People had to register to a local shop to get their food rations, so Grandma's shop grew. We three children learned to weigh and pack the small rations. My Saturday job was to scrub the kitchen floor, hall and pantry they were red stone tiles so when they were dry they had to be polished with Red Cardinal Polish. This was hard work, we also had to clean the outside loo, and our toilet paper was cut up newspapers, squares that were threaded onto string.

Because our home was a shop and the bath was in the kitchen along with the boiler for hot water, we all went to my mother's friend next door for a bath and she went there to do the washing.

There were not many sweets and what there was were rationed.

Hobbies were not a thing we thought of, we were taught to knit, cook and sew.
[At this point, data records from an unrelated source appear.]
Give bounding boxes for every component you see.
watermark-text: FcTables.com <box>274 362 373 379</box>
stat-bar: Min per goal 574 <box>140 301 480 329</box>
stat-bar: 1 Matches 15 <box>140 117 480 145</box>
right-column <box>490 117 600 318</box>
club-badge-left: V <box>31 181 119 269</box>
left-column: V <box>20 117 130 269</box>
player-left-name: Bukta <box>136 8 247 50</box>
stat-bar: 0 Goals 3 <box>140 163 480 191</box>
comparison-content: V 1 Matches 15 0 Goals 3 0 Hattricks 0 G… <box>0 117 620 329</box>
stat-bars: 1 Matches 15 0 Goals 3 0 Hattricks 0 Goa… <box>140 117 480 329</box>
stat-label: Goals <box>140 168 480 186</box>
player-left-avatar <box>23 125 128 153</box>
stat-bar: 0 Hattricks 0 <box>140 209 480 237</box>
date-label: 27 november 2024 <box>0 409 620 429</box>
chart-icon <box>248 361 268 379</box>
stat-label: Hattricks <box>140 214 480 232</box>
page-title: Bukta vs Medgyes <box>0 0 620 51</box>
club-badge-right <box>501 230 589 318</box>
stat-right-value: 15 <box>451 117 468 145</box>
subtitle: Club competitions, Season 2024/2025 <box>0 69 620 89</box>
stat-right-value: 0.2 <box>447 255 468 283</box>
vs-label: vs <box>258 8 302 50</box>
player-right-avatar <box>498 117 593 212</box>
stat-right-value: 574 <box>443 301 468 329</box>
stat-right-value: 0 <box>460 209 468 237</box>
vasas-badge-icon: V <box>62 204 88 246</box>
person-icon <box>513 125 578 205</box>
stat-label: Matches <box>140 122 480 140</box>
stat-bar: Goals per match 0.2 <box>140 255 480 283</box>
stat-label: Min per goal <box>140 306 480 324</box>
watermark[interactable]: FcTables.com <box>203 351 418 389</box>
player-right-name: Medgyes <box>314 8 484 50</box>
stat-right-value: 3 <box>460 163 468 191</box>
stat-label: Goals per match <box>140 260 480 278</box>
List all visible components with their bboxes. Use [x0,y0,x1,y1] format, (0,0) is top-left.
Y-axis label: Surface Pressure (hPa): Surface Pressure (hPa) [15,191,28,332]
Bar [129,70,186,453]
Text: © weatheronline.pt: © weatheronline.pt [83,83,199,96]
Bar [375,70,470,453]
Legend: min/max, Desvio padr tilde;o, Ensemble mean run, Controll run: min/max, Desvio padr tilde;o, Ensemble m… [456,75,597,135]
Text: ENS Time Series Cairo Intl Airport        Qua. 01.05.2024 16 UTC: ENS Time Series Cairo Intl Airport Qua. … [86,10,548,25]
We used to play in the street other mothers used to join us but my mother was always too busy. I had to have piano lessons which I hated. The woman who taught me would hit my fingers with a ruler if I went wrong.

When I was 11 years old and in the senior school, the government ordered children to do potato picking in October to help the war effort, believe me it was hard work, cold and wet. This happened each year till the war ended.

At Christmas we always had a 1p. an orange, apple and a few nuts, these were put in our own sock which we hung on the mantelshelf, over the cast iron fire place, we were never short of coal Dad was a miner.

When the war in Europe ended my Grandma bought us a pony and two wheel cart. She liked us to take her out for a drive in it. We were taught how to saddle the pony by the farmer she bought it off and we gave other children a ride for a 1d. at a time. I went to get the pony, his name was Tony, and he kicked me that was the last time I tried to saddle him.

In winter we always had lots and lots of snow enough to make igloos, and go sledging on 'Blackhill' this was a field on a hill and the farmer let us use it every year. Thurcroft was often cut off there was so much snow.

During my last year at school my mother sent me to a night school in Sheffield to learn shorthand and typing, I did not want to do this but had no say in the matter, my mother decided and that was that. I had always wanted to be a nurse, but she wasn't having none of that. When I left school at 15 years I went into an Estate Agents office in Sheffield which managed rented housess and collected rents. After about 12 months the rent collector was off sick so I was told to go collecting. I went home that evening bragging to the family what I had been doing that day and how much money I had in my bag, My Dad went mad that a 16 year old could do that, and next time I asked to go nursing no objections were raised.

1954 October I got married, but the man I chose did not please my Mother In fact not much I did pleased her.